[][src]Attribute Macro multiversion::multiversion

#[multiversion]

Provides function multiversioning.

Functions are selected in order, calling the first matching target. The function tagged by the attribute is the generic implementation that does not require any specific architecture or features.

Helper attributes

  • #[clone]
    • Clones the function for the specified target.
    • Arguments:
      • target: the target specification of the clone
  • #[specialize]
    • Specializes the function for the specified target with another function.
    • Arguments:
      • target: the target specification of the specialization
      • fn: path to the function specializing the tagged function
      • unsafe (optional): indicates whether the specialization function is unsafe, but safe to call for this target. Functions tagged with the target attribute must be unsafe, so marking unsafe = true indicates that the safety contract is fulfilled andfunction is safe to call on the specified target. If function is unsafe for any other reason, remember to mark the tagged function unsafe as well.
  • #[crate_path]
    • Specifies the location of the multiversion crate (useful for re-exporting).
    • Arguments:
      • path: the path to the multiversion crate

Examples

Cloning

The following compiles square three times, once for each target and once for the generic target. Calling square selects the appropriate version at runtime.

use multiversion::multiversion;

#[multiversion]
#[clone(target = "[x86|x86_64]+avx")]
#[clone(target = "x86+sse")]
fn square(x: &mut [f32]) {
    for v in x {
        *v *= *v
    }
}

Specialization

This example creates a function where_am_i that prints the detected CPU feature.

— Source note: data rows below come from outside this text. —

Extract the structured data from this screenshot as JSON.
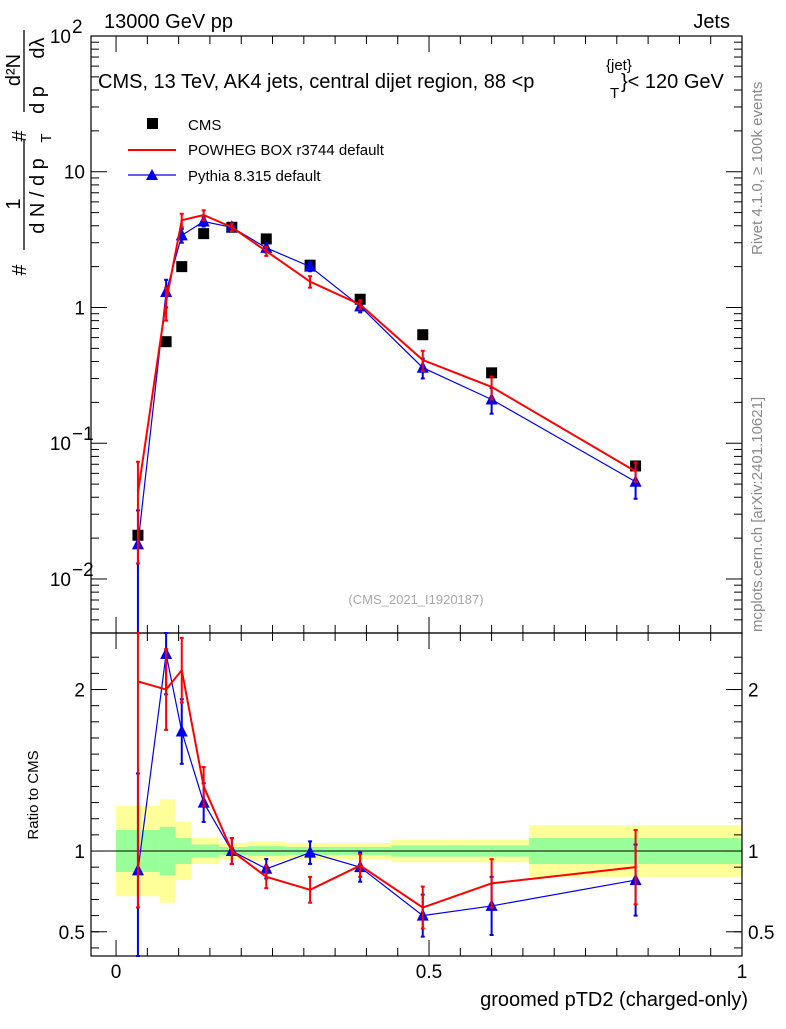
{
  "header": {
    "left": "13000 GeV pp",
    "right": "Jets"
  },
  "side_text": {
    "rivet": "Rivet 4.1.0, ≥ 100k events",
    "mcplots": "mcplots.cern.ch [arXiv:2401.10621]"
  },
  "chart_data": [
    {
      "type": "scatter",
      "panel": "main",
      "title_prefix": "CMS, 13 TeV, AK4 jets, central dijet region, 88 <",
      "title_pt": "p",
      "title_sub": "T",
      "title_sup": "{jet}",
      "title_suffix": "}< 120 GeV",
      "ylabel": {
        "hash1": "#",
        "one": "1",
        "dN": "d N / d p",
        "T": "T",
        "hash2": "#",
        "d2N": "d²N",
        "dpt": "d p",
        "dl": "dλ"
      },
      "ylog": true,
      "ylim": [
        0.004,
        100
      ],
      "xlim": [
        -0.04,
        1.0
      ],
      "yticks": [
        {
          "value": 100,
          "base": "10",
          "exp": "2"
        },
        {
          "value": 10,
          "base": "10",
          "exp": ""
        },
        {
          "value": 1,
          "base": "1",
          "exp": ""
        },
        {
          "value": 0.1,
          "base": "10",
          "exp": "−1"
        },
        {
          "value": 0.01,
          "base": "10",
          "exp": "−2"
        }
      ],
      "watermark": "(CMS_2021_I1920187)",
      "legend": [
        {
          "name": "CMS",
          "style": "square",
          "color": "#000000"
        },
        {
          "name": "POWHEG BOX r3744 default",
          "style": "line",
          "color": "#ff0000"
        },
        {
          "name": "Pythia 8.315 default",
          "style": "triangle",
          "color": "#0000ee"
        }
      ],
      "series": [
        {
          "name": "CMS",
          "color": "#000000",
          "x": [
            0.035,
            0.08,
            0.105,
            0.14,
            0.185,
            0.24,
            0.31,
            0.39,
            0.49,
            0.6,
            0.83
          ],
          "y": [
            0.021,
            0.56,
            2.0,
            3.5,
            3.9,
            3.2,
            2.05,
            1.15,
            0.63,
            0.33,
            0.068
          ]
        },
        {
          "name": "POWHEG BOX r3744 default",
          "color": "#ff0000",
          "x": [
            0.035,
            0.08,
            0.105,
            0.14,
            0.185,
            0.24,
            0.31,
            0.39,
            0.49,
            0.6,
            0.83
          ],
          "y": [
            0.043,
            1.1,
            4.4,
            4.8,
            3.9,
            2.6,
            1.55,
            1.05,
            0.41,
            0.26,
            0.062
          ],
          "err": [
            0.03,
            0.3,
            0.5,
            0.4,
            0.25,
            0.2,
            0.15,
            0.08,
            0.07,
            0.05,
            0.01
          ]
        },
        {
          "name": "Pythia 8.315 default",
          "color": "#0000ee",
          "x": [
            0.035,
            0.08,
            0.105,
            0.14,
            0.185,
            0.24,
            0.31,
            0.39,
            0.49,
            0.6,
            0.83
          ],
          "y": [
            0.018,
            1.3,
            3.4,
            4.3,
            3.9,
            2.75,
            2.0,
            1.02,
            0.36,
            0.21,
            0.052
          ],
          "err": [
            0.014,
            0.3,
            0.4,
            0.35,
            0.2,
            0.2,
            0.15,
            0.1,
            0.06,
            0.045,
            0.013
          ]
        }
      ]
    },
    {
      "type": "scatter",
      "panel": "ratio",
      "ylabel": "Ratio to CMS",
      "xlabel": "groomed pTD2 (charged-only)",
      "ylim": [
        0.35,
        2.35
      ],
      "xlim": [
        -0.04,
        1.0
      ],
      "xticks": [
        {
          "value": 0,
          "label": "0"
        },
        {
          "value": 0.5,
          "label": "0.5"
        },
        {
          "value": 1,
          "label": "1"
        }
      ],
      "yticks": [
        {
          "value": 0.5,
          "label": "0.5"
        },
        {
          "value": 1,
          "label": "1"
        },
        {
          "value": 2,
          "label": "2"
        }
      ],
      "bands": {
        "x_edges": [
          0.0,
          0.07,
          0.095,
          0.12,
          0.165,
          0.21,
          0.27,
          0.35,
          0.44,
          0.54,
          0.66,
          1.0
        ],
        "yellow": [
          0.28,
          0.32,
          0.18,
          0.08,
          0.05,
          0.06,
          0.05,
          0.05,
          0.07,
          0.07,
          0.16
        ],
        "green": [
          0.13,
          0.15,
          0.08,
          0.04,
          0.025,
          0.03,
          0.025,
          0.025,
          0.035,
          0.035,
          0.08
        ]
      },
      "series": [
        {
          "name": "POWHEG BOX r3744 default",
          "color": "#ff0000",
          "x": [
            0.035,
            0.08,
            0.105,
            0.14,
            0.185,
            0.24,
            0.31,
            0.39,
            0.49,
            0.6,
            0.83
          ],
          "y": [
            2.05,
            2.0,
            2.12,
            1.4,
            1.0,
            0.84,
            0.76,
            0.91,
            0.65,
            0.8,
            0.9
          ],
          "err": [
            1.4,
            0.25,
            0.2,
            0.12,
            0.08,
            0.07,
            0.08,
            0.07,
            0.13,
            0.15,
            0.23
          ]
        },
        {
          "name": "Pythia 8.315 default",
          "color": "#0000ee",
          "x": [
            0.035,
            0.08,
            0.105,
            0.14,
            0.185,
            0.24,
            0.31,
            0.39,
            0.49,
            0.6,
            0.83
          ],
          "y": [
            0.88,
            2.22,
            1.74,
            1.3,
            1.0,
            0.89,
            0.99,
            0.9,
            0.6,
            0.66,
            0.82
          ],
          "err": [
            0.6,
            0.25,
            0.2,
            0.12,
            0.08,
            0.06,
            0.07,
            0.09,
            0.13,
            0.18,
            0.22
          ]
        }
      ]
    }
  ]
}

use multiversion::multiversion;

fn where_am_i_avx() {
    println!("avx");
}

fn where_am_i_sse() {
    println!("sse");
}

fn where_am_i_neon() {
    println!("neon");
}

#[multiversion]
#[specialize(target = "[x86|x86_64]+avx", fn  = "where_am_i_avx")]
#[specialize(target = "x86+sse", fn = "where_am_i_sse")]
#[specialize(target = "[arm|aarch64]+neon", fn = "where_am_i_neon")]
fn where_am_i() {
    println!("generic");
}

Making target_feature functions safe

This example is the same as the above example, but calls unsafe specialized functions. Note that the where_am_i function is still safe, since we know we are only calling specialized functions on supported CPUs.

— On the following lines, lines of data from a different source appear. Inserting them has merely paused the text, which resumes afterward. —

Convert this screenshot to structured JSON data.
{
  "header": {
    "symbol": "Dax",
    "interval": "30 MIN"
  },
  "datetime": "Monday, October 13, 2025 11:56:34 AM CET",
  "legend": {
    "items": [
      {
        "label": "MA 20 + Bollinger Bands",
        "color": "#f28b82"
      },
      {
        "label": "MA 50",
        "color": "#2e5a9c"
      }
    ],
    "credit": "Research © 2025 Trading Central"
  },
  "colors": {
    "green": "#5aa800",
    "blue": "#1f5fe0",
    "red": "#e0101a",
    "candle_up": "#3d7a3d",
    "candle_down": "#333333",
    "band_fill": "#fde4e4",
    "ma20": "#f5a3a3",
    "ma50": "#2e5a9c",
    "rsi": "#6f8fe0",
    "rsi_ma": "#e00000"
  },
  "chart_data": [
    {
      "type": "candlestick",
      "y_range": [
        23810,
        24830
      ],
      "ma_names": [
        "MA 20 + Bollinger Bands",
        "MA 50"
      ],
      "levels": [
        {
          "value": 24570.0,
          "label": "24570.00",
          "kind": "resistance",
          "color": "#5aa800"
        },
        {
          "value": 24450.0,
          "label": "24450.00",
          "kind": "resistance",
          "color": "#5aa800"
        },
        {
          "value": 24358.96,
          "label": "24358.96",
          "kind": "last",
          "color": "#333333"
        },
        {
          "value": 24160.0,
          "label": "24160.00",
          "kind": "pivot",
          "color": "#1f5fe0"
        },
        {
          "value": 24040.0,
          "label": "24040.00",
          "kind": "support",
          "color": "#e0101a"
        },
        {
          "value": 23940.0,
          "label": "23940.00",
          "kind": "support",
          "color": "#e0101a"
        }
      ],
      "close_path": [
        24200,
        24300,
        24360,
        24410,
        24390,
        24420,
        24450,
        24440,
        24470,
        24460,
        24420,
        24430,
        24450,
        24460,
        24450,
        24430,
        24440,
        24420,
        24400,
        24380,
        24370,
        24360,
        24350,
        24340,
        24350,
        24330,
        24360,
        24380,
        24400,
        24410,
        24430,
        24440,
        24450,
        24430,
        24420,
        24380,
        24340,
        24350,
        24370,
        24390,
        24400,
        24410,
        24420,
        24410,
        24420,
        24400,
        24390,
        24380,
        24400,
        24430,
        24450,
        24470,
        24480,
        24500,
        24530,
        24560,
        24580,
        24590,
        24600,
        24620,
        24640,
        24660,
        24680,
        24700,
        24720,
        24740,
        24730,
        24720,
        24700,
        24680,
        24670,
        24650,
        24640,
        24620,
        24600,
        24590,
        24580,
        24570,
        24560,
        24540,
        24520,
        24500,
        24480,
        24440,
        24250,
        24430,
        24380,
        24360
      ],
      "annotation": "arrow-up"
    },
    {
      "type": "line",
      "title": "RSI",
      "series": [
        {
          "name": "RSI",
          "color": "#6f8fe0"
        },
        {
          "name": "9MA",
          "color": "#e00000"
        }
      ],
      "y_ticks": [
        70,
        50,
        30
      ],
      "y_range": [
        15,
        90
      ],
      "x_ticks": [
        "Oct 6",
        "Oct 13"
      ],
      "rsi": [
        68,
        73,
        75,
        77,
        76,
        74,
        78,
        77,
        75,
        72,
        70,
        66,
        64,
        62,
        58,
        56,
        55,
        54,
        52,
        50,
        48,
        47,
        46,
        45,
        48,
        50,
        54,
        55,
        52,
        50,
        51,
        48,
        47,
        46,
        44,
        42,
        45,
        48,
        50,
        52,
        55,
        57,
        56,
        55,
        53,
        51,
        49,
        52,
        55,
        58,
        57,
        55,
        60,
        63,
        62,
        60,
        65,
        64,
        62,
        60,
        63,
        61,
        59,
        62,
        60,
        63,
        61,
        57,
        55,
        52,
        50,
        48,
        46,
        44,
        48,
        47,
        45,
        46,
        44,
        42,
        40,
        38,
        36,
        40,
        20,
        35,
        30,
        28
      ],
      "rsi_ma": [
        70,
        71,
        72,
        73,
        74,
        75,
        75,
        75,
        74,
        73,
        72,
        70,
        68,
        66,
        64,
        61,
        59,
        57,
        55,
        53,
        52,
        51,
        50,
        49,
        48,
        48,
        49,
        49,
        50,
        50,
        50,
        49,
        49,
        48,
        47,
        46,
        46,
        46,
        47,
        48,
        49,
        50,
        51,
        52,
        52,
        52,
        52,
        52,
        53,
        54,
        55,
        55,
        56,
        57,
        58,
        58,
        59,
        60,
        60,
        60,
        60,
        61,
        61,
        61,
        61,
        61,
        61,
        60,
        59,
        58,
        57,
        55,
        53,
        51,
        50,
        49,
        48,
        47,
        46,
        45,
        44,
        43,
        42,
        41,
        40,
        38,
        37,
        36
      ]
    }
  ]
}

use multiversion::{multiversion, target};

#[target("[x86|x86_64]+avx")]
unsafe fn where_am_i_avx() {
    println!("avx");
}

#[target("x86+sse")]
unsafe fn where_am_i_sse() {
    println!("sse");
}

#[target("[arm|aarch64]+neon")]
unsafe fn where_am_i_neon() {
    println!("neon");
}

#[multiversion]
#[specialize(target = "[x86|x86_64]+avx", fn = "where_am_i_avx", unsafe = true)]
#[specialize(target = "x86+sse", fn = "where_am_i_sse", unsafe = true)]
#[specialize(target = "[arm|aarch64]+neon", fn = "where_am_i_neon")]
fn where_am_i() {
    println!("generic");
}

Static dispatching

The multiversion attribute allows functions called inside the function to be statically dispatched. Additionally, functions created with this attribute can themselves be statically dispatched. See static dispatching for more information.

Conditional compilation

The multiversion attribute supports conditional compilation with the #[target_cfg] helper attribute. See conditional compilation for more information.

Function name mangling

The functions created by this macro are mangled as {ident}_{features}_version, where ident is the name of the multiversioned function, and features is either default (for the default version with no features enabled) or the list of features, sorted alphabetically. Dots (.) in the feature names are removed.

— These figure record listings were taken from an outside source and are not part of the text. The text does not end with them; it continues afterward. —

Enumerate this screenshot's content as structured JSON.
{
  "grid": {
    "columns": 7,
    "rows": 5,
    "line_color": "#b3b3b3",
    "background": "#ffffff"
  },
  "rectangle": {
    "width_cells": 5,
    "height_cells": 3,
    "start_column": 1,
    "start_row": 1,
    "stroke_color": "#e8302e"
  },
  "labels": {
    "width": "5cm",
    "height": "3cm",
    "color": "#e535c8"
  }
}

The following creates two functions, foo_avx_sse41_version and foo_default_version.

#[multiversion::multiversion]
#[clone(target = "[x86|x86_64]+sse4.1+avx")]
fn foo() {}

#[multiversion::target("[x86|x86_64]+sse4.1+avx")]
unsafe fn call_foo_avx() {
    foo_avx_sse41_version();
}

fn call_foo_default() {
    foo_default_version();
}

Implementation details

The function version dispatcher consists of a function selector and an atomic function pointer. Initially the function pointer will point to the function selector. On invocation, this selector will then choose an implementation, store a pointer to it in the atomic function pointer for later use and then pass on control to the chosen function. On subsequent calls, the chosen function will be called without invoking the function selector.

Some comments on the benefits of this implementation:

  • The function selector is only invoked once. Subsequent calls are reduced to an atomic load and indirect function call (for non-generic, non-async functions). Generic and async functions cannot be stored in the atomic function pointer, which may result in additional branches.
  • If called in multiple threads, there is no contention. It is possible for two threads to hit the same function before function selection has completed, which results in each thread invoking the function selector, but the atomic ensures that these are synchronized correctly.